„Herr, lehre uns beten!“ (Lk 11,1): Dieser Wunsch eines Jüngers steht gleich am Anfang des Sonntagsevangeliums. Als Antwort auf diesen Wunsch gibt Jesus ihm und den anderen einen konkreten Text, den wir heute in längerer Form als Vaterunser kennen.
Der Fokus heute soll sich aber nicht so sehr auf den Text des Vaterunsers richten, sondern auf diesen Wunsch des Jüngers. Vor allem finde ich es spannend, dass diese Bitte erst im 11. Kapitel des Lukasevangeliums kommt, also zu einem Zeitpunkt, in dem die Jünger Jesu schon eine Weile mit ihm unterwegs sind (nämlich seit dem 5. Kapitel) und verschiedene Heilungen, Gleichnisse und Jesusworte gehört hatten. Auch seine Seligpreisungen und die Aufforderung zum barmherzigen Handeln gehen dieser Szene voraus. Jesus predigt, und vor allem: Jesus handelt. Auch die Aussendung der zwölf und der 72 Jünger und selbst das erste Bekenntnis des Petrus („Du bist der Christus Gottes“) stehen vor dieser doch eigentlich so wichtigen Frage. Welche Impulse liegen in dieser Beobachtung für unsere Gegenwart?

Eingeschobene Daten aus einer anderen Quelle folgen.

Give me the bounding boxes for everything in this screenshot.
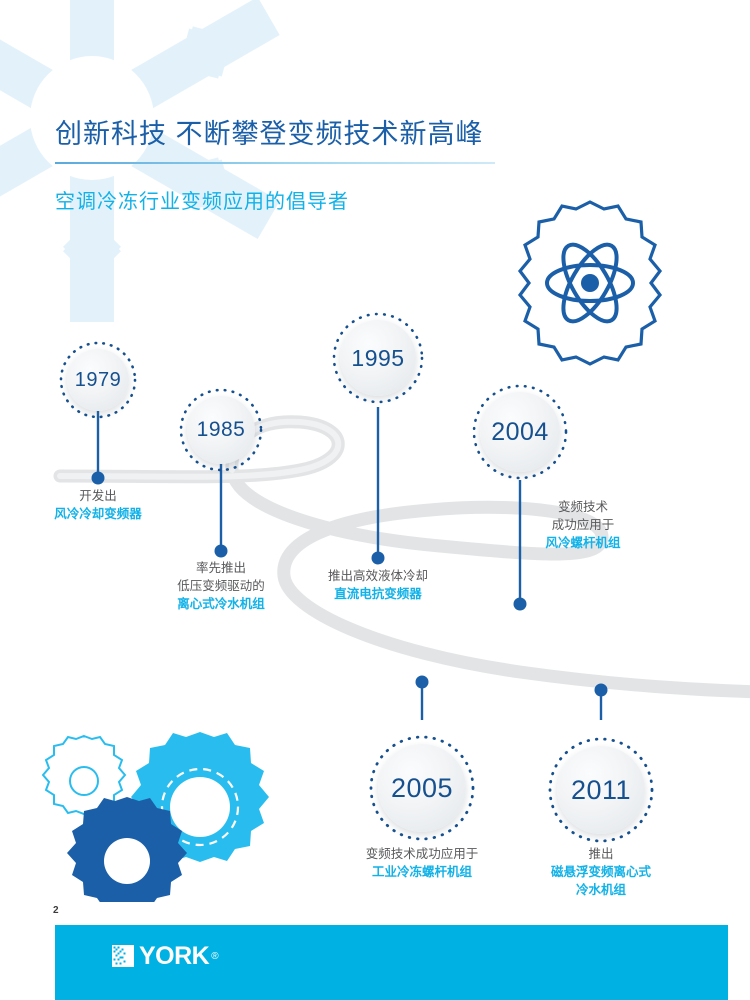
milestone-bubble-1979[interactable]: 1979 [59,341,137,419]
milestone-caption-2011: 推出 磁悬浮变频离心式 冷水机组 [551,846,651,899]
trademark-symbol: ® [211,951,218,962]
caption-highlight: 风冷冷却变频器 [54,506,142,524]
caption-highlight: 直流电抗变频器 [328,586,428,604]
timeline-dot [92,472,105,485]
caption-line: 成功应用于 [545,517,620,535]
timeline-dot [215,545,228,558]
milestone-caption-2004: 变频技术 成功应用于 风冷螺杆机组 [545,499,620,552]
caption-line: 推出 [551,846,651,864]
timeline-dot [595,684,608,697]
caption-line: 率先推出 [177,560,265,578]
milestone-caption-1995: 推出高效液体冷却 直流电抗变频器 [328,568,428,604]
milestone-bubble-2011[interactable]: 2011 [548,737,654,843]
milestone-year: 2005 [391,773,453,804]
milestone-year: 1985 [197,418,246,442]
york-wordmark: YORK [139,942,209,971]
milestone-caption-1985: 率先推出 低压变频驱动的 离心式冷水机组 [177,560,265,613]
caption-line: 低压变频驱动的 [177,578,265,596]
caption-highlight: 工业冷冻螺杆机组 [366,864,479,882]
milestone-bubble-2004[interactable]: 2004 [472,384,568,480]
timeline-dot [416,676,429,689]
milestone-bubble-2005[interactable]: 2005 [369,735,475,841]
title-divider [55,162,495,164]
milestone-caption-2005: 变频技术成功应用于 工业冷冻螺杆机组 [366,846,479,882]
timeline-dot [514,598,527,611]
timeline-dot [372,552,385,565]
caption-line: 开发出 [54,488,142,506]
caption-highlight: 离心式冷水机组 [177,596,265,614]
caption-highlight: 磁悬浮变频离心式 [551,864,651,882]
milestone-year: 2004 [491,418,549,447]
york-logo: YORK ® [112,943,219,969]
page-number: 2 [53,905,59,916]
caption-highlight-2: 冷水机组 [551,882,651,900]
milestone-bubble-1995[interactable]: 1995 [332,312,424,404]
caption-line: 变频技术 [545,499,620,517]
slide-page: 创新科技 不断攀登变频技术新高峰 空调冷冻行业变频应用的倡导者 [0,0,750,1000]
milestone-year: 1995 [351,345,404,372]
milestone-year: 2011 [571,775,631,806]
milestone-bubble-1985[interactable]: 1985 [179,388,263,472]
page-title: 创新科技 不断攀登变频技术新高峰 [55,118,695,152]
footer-brand-bar: YORK ® [55,925,728,1000]
milestone-year: 1979 [75,369,122,392]
york-logo-icon [112,945,134,967]
gear-cluster-icon [42,722,292,902]
caption-line: 推出高效液体冷却 [328,568,428,586]
milestone-caption-1979: 开发出 风冷冷却变频器 [54,488,142,524]
caption-line: 变频技术成功应用于 [366,846,479,864]
caption-highlight: 风冷螺杆机组 [545,535,620,553]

Für mich macht dieser Zusammenhang vor allem deutlich: Die Beziehung zu Gott beginnt nicht in meinem Beten, sondern in Gottes Zuwendung zu mir. Denn Jesus ist es, der sich Menschen zuwendet und in Begegnung mit ihnen tritt, der konkret und heilsam an ihnen handelt und der sie schließlich lehrt – und sie antworten ihm im Mitgehen, im Sich-Senden-Lassen, im Zuhören und: im Gebet. Wenn es heute darum geht, Menschen den christlichen Glauben nahezubringen, dann geht es dementsprechend zuerst darum, sich ihnen in ihrem Sein zuzuwenden und in Begegnung zu kommen. In einem nächsten Schritt geht es dann darum, konkret und heilsam an ihnen zu handeln, bevor es um die Inhalte, um die Lehre des Glaubens geht. Und erst dann ist der Zeitpunkt gekommen, in Gebet und Gottesdienst zu finden.
Ich halte die Erzählweise bei Lukas für unsere Sendung heute hilfreich, denn sie macht deutlich: Es nützt nichts, einfach Menschen zum Gottesdienst einzuladen oder ihnen einfach eine Lehre hinzuhalten, wenn es nicht eine konkrete Erfahrung von Begegnung und heilsamen Handeln gibt. Wie soll das Gebet eine Tiefe entfalten, wie soll eine Lehre mit dem Herzen angenommen werden, wenn ich nicht selbst erfahren habe, wie Gott an mir handelt? Die Nachfolge Jesu kann mit dieser lukanischen Reihenfolge konkret und für unsere Zeit bedeutsam werden. Sie bewahrt vor einem plakativen Aktionismus und allzu oberflächlicher Frömmigkeit, die nur äußerlichen Kriterien genügt, aber keine Verwurzelung im Innern kennt. Dabei ist doch Glaube in vielen Sprachen – auch im Griechischen und im Lateinischen – synonym mit Vertrauen, welches ohne Annahme im Inneren gar nicht funktionieren kann.
Herr, lehre uns beten: Darin steckt für mich auch ein Eingeständnis, dass es ohne das Zutun Gottes nicht geht. Es ist kein Drama, wenn man Jesus bereits mit dem ganzen Leben nachfolgt, wie dieser Jünger in Lk 11, und doch nicht weiß, wie das mit dem Beten so richtig gehen soll. Vielleicht ist es auch beruhigend, dass auch ich mich in der Nachfolge Jesu hin und wieder an Gott wenden darf und ihn in meinem Gebet um Hilfe bitten darf. Das Vaterunser ist darin ein konkreter Text, der mir in meinem Beten als Orientierung und Stütze bieten darf.